Si d'aventure le peuple venait à manquer à ce devoir, il ne mérite plus le nom de peuple. A défaut de pouvoir le dissoudre, comme dans l'œuvre d'un auteur allemand du vingtième siècle , on le fustige d'un air boudeur, on l'accuse, on l'interpelle. S'il n'a pas reconnu que ces gens-là travaillaient pour son bien, c'est qu'ils n'ont pas encore atteint un degré suffisant d'éducation. Ces gens- là détiennent les clés du bonheur de tous et c'est faire preuve d'une immense ingratitude que de ne pas le reconnaître. D'ailleurs quand cela arrive , après que l'on ait pleuré à chaude larme ou claqué la porte pour montrer son dépit, on administre au coupable , par média interposés , quelques semaines de rééducation.

 

Tu commences à comprendre , je suppose, ce que j'ai découvert depuis mon arrivée. Mais ces prétentieux donneurs de leçon sont entrés en décadence. Ils nous toisent volontiers au nom de leurs principes démocratiques et nous reprochent d'être une théocratie. A tout le moins avons nous le mérite de châtier les pécheurs au nom de Dieu. Ces arrogants imbéciles continuent d'organiser des élections au nom de la souveraineté du peuple, comme ils disent . Tout en oubliant que cela fait déjà belle lurette que toutes ces organisations et compagnies internationales, plus ou moins sous la coupe du Grand Satan ont déjà, par avance , décidé de ce qui était bon pour le peuple, en ce qui concerne en tout cas son bien être matériel. Comme ces infidèles ne croient que rarement en l'au-delà , tu peux imaginer que l'essentiel , ici, relève des nourritures terrestres et que chacun y est fermement attaché : en fait je me demande si c'est bien différent chez nous.

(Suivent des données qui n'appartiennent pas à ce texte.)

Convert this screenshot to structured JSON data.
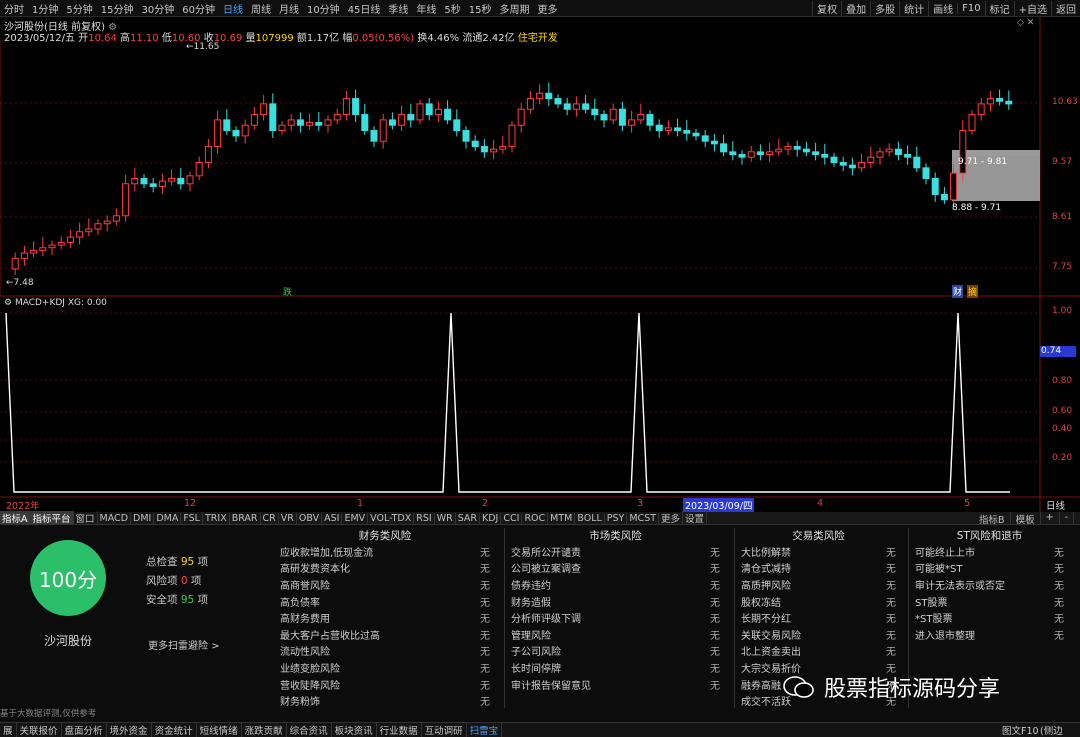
{
  "toolbar": {
    "left_items": [
      "分时",
      "1分钟",
      "5分钟",
      "15分钟",
      "30分钟",
      "60分钟",
      "日线",
      "周线",
      "月线",
      "10分钟",
      "45日线",
      "季线",
      "年线",
      "5秒",
      "15秒",
      "多周期",
      "更多"
    ],
    "active": "日线",
    "right_items": [
      "复权",
      "叠加",
      "多股",
      "统计",
      "画线",
      "F10",
      "标记",
      "+自选",
      "返回"
    ]
  },
  "stock": {
    "title": "沙河股份(日线 前复权)",
    "date": "2023/05/12/五",
    "open_label": "开",
    "open": "10.64",
    "high_label": "高",
    "high": "11.10",
    "low_label": "低",
    "low": "10.60",
    "close_label": "收",
    "close": "10.69",
    "vol_label": "量",
    "vol": "107999",
    "amt_label": "额",
    "amt": "1.17亿",
    "chg_label": "幅",
    "chg": "0.05(0.56%)",
    "turn_label": "换",
    "turn": "4.46%",
    "float_label": "流通",
    "float": "2.42亿",
    "concept": "住宅开发"
  },
  "price_axis": {
    "ticks": [
      "10.63",
      "9.57",
      "8.61",
      "7.75"
    ],
    "ylim": [
      7.3,
      11.9
    ],
    "high_mark": "11.65",
    "low_mark": "7.48"
  },
  "price_annotations": {
    "range1": "9.71 - 9.81",
    "range2": "8.88 - 9.71",
    "marks": [
      "跌",
      "财",
      "摘"
    ]
  },
  "indicator": {
    "title": "MACD+KDJ XG: 0.00",
    "axis_ticks": [
      "1.00",
      "0.80",
      "0.60",
      "0.40",
      "0.20"
    ],
    "current": "0.74"
  },
  "x_axis": {
    "labels": [
      "2022年",
      "12",
      "1",
      "2",
      "3",
      "2023/03/09/四",
      "4",
      "5"
    ],
    "corner": "日线"
  },
  "indicator_tabs": {
    "items": [
      "指标A",
      "指标平台",
      "窗口",
      "MACD",
      "DMI",
      "DMA",
      "FSL",
      "TRIX",
      "BRAR",
      "CR",
      "VR",
      "OBV",
      "ASI",
      "EMV",
      "VOL-TDX",
      "RSI",
      "WR",
      "SAR",
      "KDJ",
      "CCI",
      "ROC",
      "MTM",
      "BOLL",
      "PSY",
      "MCST",
      "更多",
      "设置"
    ],
    "right": [
      "指标B",
      "模板",
      "+",
      "-"
    ]
  },
  "risk": {
    "score": "100分",
    "stock_name": "沙河股份",
    "total_label": "总检查",
    "total": "95",
    "unit": "项",
    "risk_label": "风险项",
    "risk": "0",
    "safe_label": "安全项",
    "safe": "95",
    "more": "更多扫雷避险 >",
    "footnote": "基于大数据评测,仅供参考",
    "categories": [
      {
        "title": "财务类风险",
        "items": [
          "应收款增加,低现金流",
          "高研发费资本化",
          "高商誉风险",
          "高负债率",
          "高财务费用",
          "最大客户占营收比过高",
          "流动性风险",
          "业绩变脸风险",
          "营收陡降风险",
          "财务粉饰"
        ]
      },
      {
        "title": "市场类风险",
        "items": [
          "交易所公开谴责",
          "公司被立案调查",
          "债券违约",
          "财务造假",
          "分析师评级下调",
          "管理风险",
          "子公司风险",
          "长时间停牌",
          "审计报告保留意见"
        ]
      },
      {
        "title": "交易类风险",
        "items": [
          "大比例解禁",
          "清仓式减持",
          "高质押风险",
          "股权冻结",
          "长期不分红",
          "关联交易风险",
          "北上资金卖出",
          "大宗交易折价",
          "融券高融",
          "成交不活跃"
        ]
      },
      {
        "title": "ST风险和退市",
        "items": [
          "可能终止上市",
          "可能被*ST",
          "审计无法表示或否定",
          "ST股票",
          "*ST股票",
          "进入退市整理"
        ]
      }
    ],
    "none_label": "无"
  },
  "bottom_tabs": {
    "items": [
      "展",
      "关联报价",
      "盘面分析",
      "境外资金",
      "资金统计",
      "短线情绪",
      "涨跌贡献",
      "综合资讯",
      "板块资讯",
      "行业数据",
      "互动调研",
      "扫雷宝"
    ],
    "selected": "扫雷宝",
    "right": "图文F10",
    "corner": "侧边栏"
  },
  "watermark": "股票指标源码分享",
  "colors": {
    "up": "#ff3c3c",
    "down": "#38e0e0",
    "bg": "#000000",
    "score": "#2bbf6a"
  }
}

Non content de cela , ils ont commencé à saucissonner leur République et la démocratie. Tu n'oublies pas que les Français furent les inventeurs du rationalisme, qui , bien que peu compatible avec la foi et tout particulièrement la nôtre , n'en a pas moins fait des adeptes dans tout le monde. Ils avaient inventé une notion tout à fait abstraite pour désigner les hommes et les femmes de ce pays. Ils parlaient de citoyens et de citoyennes. Pure abstraction me diras-tu et j'en conviens. Mais il se trouve certains esprits, ici pour dire que cela avait du bon. Tous ces citoyens étaient considérés comme égaux, même s'ils ne l'étaient pas et cela avait pour conséquence qu'aucun d'entre eux ne pouvait tirer de son état ou de sa condition un droit à obtenir des avantages ou un traitement particulier.

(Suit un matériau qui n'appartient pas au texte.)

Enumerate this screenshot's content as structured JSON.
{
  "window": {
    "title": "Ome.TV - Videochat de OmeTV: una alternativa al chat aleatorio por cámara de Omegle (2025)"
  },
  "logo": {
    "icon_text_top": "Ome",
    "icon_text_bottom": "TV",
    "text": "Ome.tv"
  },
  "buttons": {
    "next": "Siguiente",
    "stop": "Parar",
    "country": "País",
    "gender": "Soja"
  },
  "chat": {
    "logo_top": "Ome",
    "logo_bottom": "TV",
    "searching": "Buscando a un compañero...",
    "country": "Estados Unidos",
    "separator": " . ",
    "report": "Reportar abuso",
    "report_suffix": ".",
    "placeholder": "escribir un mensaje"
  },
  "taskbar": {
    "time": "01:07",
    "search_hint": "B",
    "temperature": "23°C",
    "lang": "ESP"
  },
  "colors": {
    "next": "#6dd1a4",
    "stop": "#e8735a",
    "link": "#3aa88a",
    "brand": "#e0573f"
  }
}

Tout cela est en train de se déliter et la démocratie en même temps. Quand ce n'est pas la moitié du ciel qui réclame les trois quarts du pouvoir, ce sont quelques insulaires irrédentistes, qui réclament leur dû . Tu sais, ce sont ceux là qui ont produit l'ogre Napoléon , celui qui, il y a deux siècles dévasta l'Europe et ruina son pays. Demain , ce seront d'autres minorités qui mettront en avant l'oppression dont elles sont victimes pour réclamer quelque discrimination en leur faveur. Ici, la victime -entends bien par là celle qui se prétend telle, a tous les droits, pour peu qu'elle soit assez habile pour se mettre en représentation et attirer l'attention des faiseurs d'opinion qui culpabiliseront ensuite une population qui, de guerre lasse, finira par concéder ce qui est demandé.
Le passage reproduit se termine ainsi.